BEDIENING VAN HET TOESTEL
Het toestel inschakelen
Druk op de Aan-/Uitknop en houd deze 5 seconden in gedrukt om het toestel in te schakelen.
De temperatuur wordt ingesteld op het kleinste symbool; het bijbehorende indicatielampje gaat
branden.
Let op; elke keer als het toestel opnieuw wordt ingeschakeld, duurt het een tijdje totdat
de juiste temperatuur wordt bereikt. Zolang de temperatuur nog niet bereikt is (en dus te
hoog is), knippert de alarmindicator voor hoge temperatuur.
Instellen van de thermostaat
De thermostaat regelt de temperatuur in beide compartimenten automatisch.
De thermostaat instellen
Druk (meerdere keren) op de Aan-/Uitknop om een stand te kiezen.
Het bijbehorende indicatielampje gaat branden.
•
De aanbevolen stand is het op één na grootste symbool.
•
Het kleinste symbool is de hoogste temperatuur.
•
Het grootste symbool is de laagste temperatuur.

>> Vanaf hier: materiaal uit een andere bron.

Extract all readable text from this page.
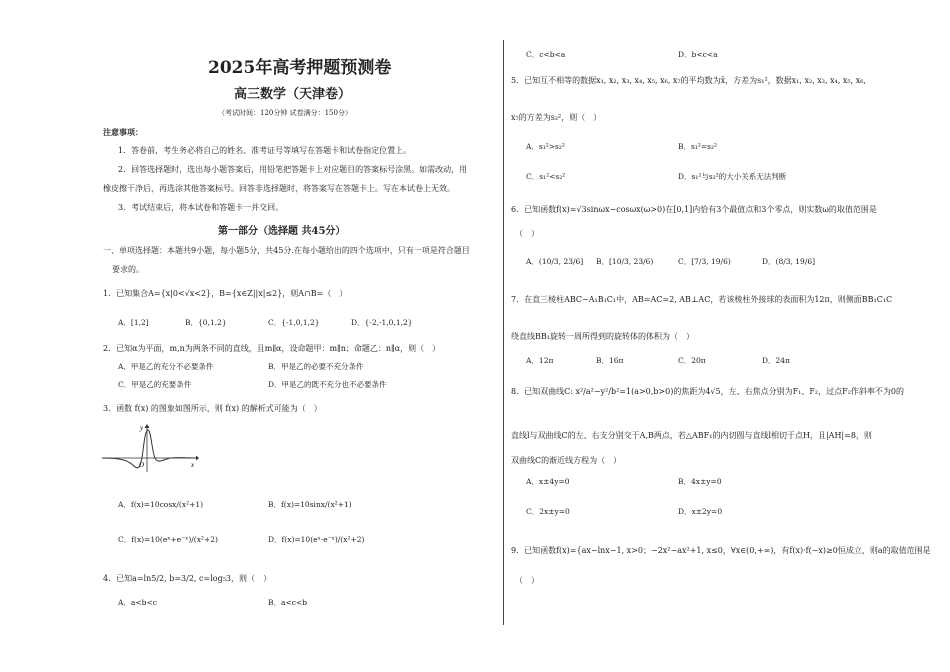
2025年高考押题预测卷
高三数学（天津卷）
（考试时间：120分钟 试卷满分：150分）
注意事项：
1．答卷前，考生务必将自己的姓名、准考证号等填写在答题卡和试卷指定位置上。
2．回答选择题时，选出每小题答案后，用铅笔把答题卡上对应题目的答案标号涂黑。如需改动，用
橡皮擦干净后，再选涂其他答案标号。回答非选择题时，将答案写在答题卡上。写在本试卷上无效。
3．考试结束后，将本试卷和答题卡一并交回。
第一部分（选择题 共45分）
一、单项选择题：本题共9小题，每小题5分，共45分.在每小题给出的四个选项中，只有一项是符合题目
要求的。
1．已知集合A={x|0<√x<2}，B={x∈Z||x|≤2}，则A∩B=（　）
A．[1,2]	B．{0,1,2}	C．{-1,0,1,2}	D．{-2,-1,0,1,2}
2．已知α为平面，m,n为两条不同的直线，且m∥α，设命题甲：m∥n；命题乙：n∥α，则（　）
A．甲是乙的充分不必要条件	B．甲是乙的必要不充分条件
C．甲是乙的充要条件	D．甲是乙的既不充分也不必要条件
3．函数 f(x) 的图象如图所示，则 f(x) 的解析式可能为（　）
y
x
O
A．f(x)=10cosx/(x²+1)	B．f(x)=10sinx/(x²+1)
C．f(x)=10(eˣ+e⁻ˣ)/(x²+2)	D．f(x)=10(eˣ-e⁻ˣ)/(x²+2)
4．已知a=ln5/2, b=3/2, c=log₅3，则（　）
A．a<b<c	B．a<c<b
C．c<b<a	D．b<c<a
5．已知互不相等的数据x₁, x₂, x₃, x₄, x₅, x₆, x₇的平均数为x̄，方差为s₁²，数据x₁, x₂, x₃, x₄, x₅, x₆,
x₇的方差为s₂²，则（　）
A．s₁²>s₂²	B．s₁²=s₂²
C．s₁²<s₂²	D．s₁²与s₂²的大小关系无法判断
6．已知函数f(x)=√3sinωx−cosωx(ω>0)在[0,1]内恰有3个最值点和3个零点，则实数ω的取值范围是
（　）
A．(10/3, 23/6] B．[10/3, 23/6)	C．[7/3, 19/6)	D．(8/3, 19/6]
7．在直三棱柱ABC−A₁B₁C₁中，AB=AC=2, AB⊥AC，若该棱柱外接球的表面积为12π，则侧面BB₁C₁C
绕直线BB₁旋转一周所得到的旋转体的体积为（　）
A．12π	B．16π	C．20π	D．24π
8．已知双曲线C: x²/a²−y²/b²=1(a>0,b>0)的焦距为4√5，左、右焦点分别为F₁、F₂，过点F₂作斜率不为0的
直线l与双曲线C的左、右支分别交于A,B两点，若△ABF₁的内切圆与直线l相切于点H，且|AH|=8，则
双曲线C的渐近线方程为（　）
A．x±4y=0	B．4x±y=0
C．2x±y=0	D．x±2y=0
9．已知函数f(x)={ax−lnx−1, x>0；−2x²−ax²+1, x≤0，∀x∈(0,+∞)，有f(x)·f(−x)≥0恒成立，则a的取值范围是
（　）
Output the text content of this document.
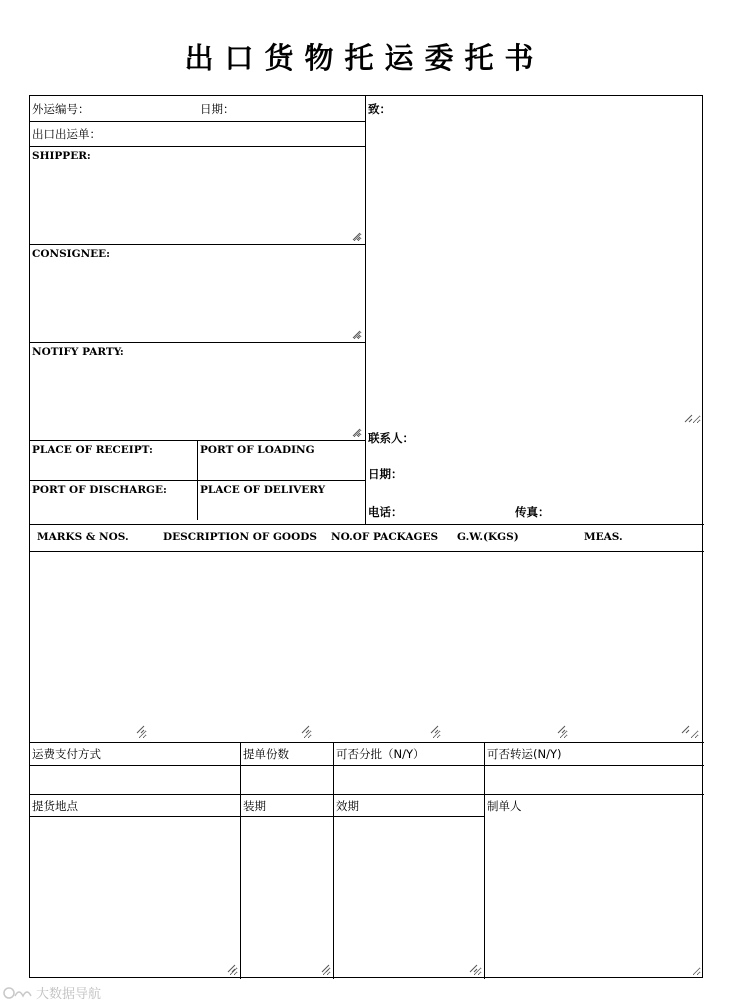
出口货物托运委托书
外运编号：	日期：
出口出运单：
致：
SHIPPER:
CONSIGNEE:
NOTIFY PARTY:
PLACE OF RECEIPT:	PORT OF LOADING
PORT OF DISCHARGE:	PLACE OF DELIVERY
联系人：
日期：
电话：	传真：
MARKS & NOS.	DESCRIPTION OF GOODS NO.OF PACKAGES G.W.(KGS)	MEAS.
运费支付方式	提单份数	可否分批（N/Y）	可否转运(N/Y)
提货地点	装期	效期	制单人
大数据导航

De aanbevolen temperatuur is 4 °C voor het koelcompartiment en -18 °C voor het
vriescompartiment.
Het toestel uitschakelen
1. Stel eerst de temperatuur in op het kleinste symbool.
2. Druk vervolgens op de Aan-/Uitknop en houd deze 5 seconden in gedrukt.
Alle lampjes knipperen drie keer en de verlichting gaat uit; het toestel is nu uitgeschakeld
(stand-by).
Als de Aan-/Uitknop nogmaals of te kort wordt ingedrukt, knipperen alle lampjes drie
keer om aan te geven dat het toestel stand-by staat.